For a sidewall containing a butadiene rubber modified with a sulfur compound and having a cis content of 70% by mass or more and a Mooney viscosity (ML _{1 + 4} , 100 ° C.) of 30 to 120, silica, and a silane coupling agent having a mercapto group Rubber composition. The rubber composition for a sidewall according to claim 1, wherein the content of silica in 100% by mass of the reinforcing filler is 50% by mass or more. The rubber composition for a sidewall according to claim 1 or 2, comprising a modified natural rubber having a phosphorus content of 200 ppm or less. The rubber composition for a sidewall according to claim 3, wherein the nitrogen content of the modified natural rubber is 0.3% by mass or less. The rubber composition for a sidewall according to any one of claims 1 to 4, wherein the butadiene rubber has a ratio of z + 1 average molecular weight and number average molecular weight in terms of polystyrene by gel permeation chromatography of 3.5 or more. The rubber for a sidewall according to any one of claims 1 to 5, wherein the butadiene rubber has a ratio of 5% toluene solution viscosity (Tcp) to Mooney viscosity (ML _{1 + 4} , 100 ° C) of 1.8 to 6.0. Composition. The silane coupling agent is a compound containing a compound represented by the following formula (1) and / or a binding unit A represented by the following formula (2) and a binding unit B represented by the following formula (3).
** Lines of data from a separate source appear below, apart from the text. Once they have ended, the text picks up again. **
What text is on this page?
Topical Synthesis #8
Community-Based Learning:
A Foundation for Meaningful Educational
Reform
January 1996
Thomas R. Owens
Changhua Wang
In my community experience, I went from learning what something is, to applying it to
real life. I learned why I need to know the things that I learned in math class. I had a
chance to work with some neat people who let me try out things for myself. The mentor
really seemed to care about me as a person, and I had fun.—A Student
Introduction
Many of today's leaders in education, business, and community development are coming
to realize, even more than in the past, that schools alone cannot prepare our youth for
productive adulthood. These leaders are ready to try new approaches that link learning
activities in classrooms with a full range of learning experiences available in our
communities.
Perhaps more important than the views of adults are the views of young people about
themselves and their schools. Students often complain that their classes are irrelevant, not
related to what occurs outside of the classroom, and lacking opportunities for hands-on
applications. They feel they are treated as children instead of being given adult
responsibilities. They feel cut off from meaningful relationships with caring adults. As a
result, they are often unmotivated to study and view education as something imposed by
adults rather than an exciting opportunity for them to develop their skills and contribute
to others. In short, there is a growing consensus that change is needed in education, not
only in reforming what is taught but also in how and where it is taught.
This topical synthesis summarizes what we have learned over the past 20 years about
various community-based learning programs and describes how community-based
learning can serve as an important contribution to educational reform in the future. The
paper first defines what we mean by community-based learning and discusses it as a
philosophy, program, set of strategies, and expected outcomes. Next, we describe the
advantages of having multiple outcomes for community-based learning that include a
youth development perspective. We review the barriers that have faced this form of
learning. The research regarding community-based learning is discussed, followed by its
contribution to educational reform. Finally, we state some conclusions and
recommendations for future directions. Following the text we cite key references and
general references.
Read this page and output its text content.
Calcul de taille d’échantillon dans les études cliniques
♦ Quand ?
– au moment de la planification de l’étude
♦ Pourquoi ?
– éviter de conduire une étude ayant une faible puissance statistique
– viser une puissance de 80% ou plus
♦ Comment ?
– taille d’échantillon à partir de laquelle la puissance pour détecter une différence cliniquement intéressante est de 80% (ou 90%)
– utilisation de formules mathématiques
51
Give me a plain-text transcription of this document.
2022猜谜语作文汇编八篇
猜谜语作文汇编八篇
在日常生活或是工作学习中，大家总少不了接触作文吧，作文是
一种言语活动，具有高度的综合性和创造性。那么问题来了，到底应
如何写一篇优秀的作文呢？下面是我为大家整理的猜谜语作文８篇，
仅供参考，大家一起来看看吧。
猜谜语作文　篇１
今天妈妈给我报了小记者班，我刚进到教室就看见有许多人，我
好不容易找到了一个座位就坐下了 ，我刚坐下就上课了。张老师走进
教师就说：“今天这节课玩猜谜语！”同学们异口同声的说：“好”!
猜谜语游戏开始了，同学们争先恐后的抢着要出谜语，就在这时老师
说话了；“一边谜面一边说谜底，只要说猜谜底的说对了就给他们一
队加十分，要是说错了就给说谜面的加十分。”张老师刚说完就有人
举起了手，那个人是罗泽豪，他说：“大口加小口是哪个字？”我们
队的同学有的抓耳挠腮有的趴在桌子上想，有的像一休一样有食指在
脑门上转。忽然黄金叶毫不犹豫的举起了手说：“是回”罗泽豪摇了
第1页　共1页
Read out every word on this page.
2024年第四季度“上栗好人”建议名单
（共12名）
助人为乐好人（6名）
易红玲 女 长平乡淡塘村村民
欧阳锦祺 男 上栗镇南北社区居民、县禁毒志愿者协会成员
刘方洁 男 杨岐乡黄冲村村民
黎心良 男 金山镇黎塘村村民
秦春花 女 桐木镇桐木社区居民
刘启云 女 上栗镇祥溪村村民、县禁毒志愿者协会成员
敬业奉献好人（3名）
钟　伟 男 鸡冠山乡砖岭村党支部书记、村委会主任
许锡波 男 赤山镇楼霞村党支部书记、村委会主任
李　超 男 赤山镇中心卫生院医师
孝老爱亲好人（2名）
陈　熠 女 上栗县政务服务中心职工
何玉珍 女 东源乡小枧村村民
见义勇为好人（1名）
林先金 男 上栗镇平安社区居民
The rubber composition for side walls in any one of Claims 1-6.

(In the formula (1), R ^{101 to} R ¹⁰³ are each a branched or unbranched C 1-12 alkyl group, a branched or unbranched C 1-12 alkoxy group, or —O— (R ¹¹¹ — O) _z- R ¹¹² (z R ¹¹¹ represents a branched or unbranched divalent hydrocarbon group having 1 to 30 carbon atoms. The z R ^{111 s} may be the same as or different from each other. ¹¹² represents a branched or unbranched alkyl group having 1 to 30 carbon atoms, a branched or unbranched alkenyl group having 2 to 30 carbon atoms, an aryl group having 6 to 30 carbon atoms, or an aralkyl group having 7 to 30 carbon atoms. Z represents an integer of 1 to 30.) R ^{101 to} R ¹⁰³ may be the same as or different from each other, and R ¹⁰⁴ has 1 to 6 carbon atoms which are branched or unbranched. Represents an alkylene group of

(In the formulas (2) and (3), R ²⁰¹ is hydrogen, halogen, branched or unbranched alkyl group having 1 to 30 carbon atoms, branched or unbranched alkenyl group having 2 to 30 carbon atoms, branched or unbranched. Or an alkyl group substituted with a hydroxyl group or a carboxyl group, and R ²⁰² represents a branched or unbranched C 1-30 alkylene group, branched or It represents an unbranched C2-C30 alkenylene group or a branched or unbranched C2-C30 alkynylene group, and R ²⁰¹ and R ²⁰² may form a ring structure.) 100 parts by mass of rubber component containing 5-60% by mass of the butadiene rubber in 100% by mass of rubber component, 5-100 parts by mass of silica, 0-60 parts by mass of carbon black, and 100 parts by mass of silica The rubber composition for a sidewall according to any one of claims 1 to 7, comprising 0.1 to 15 parts by mass of the silane coupling agent. A pneumatic tire having a sidewall produced using the rubber composition according to claim 1.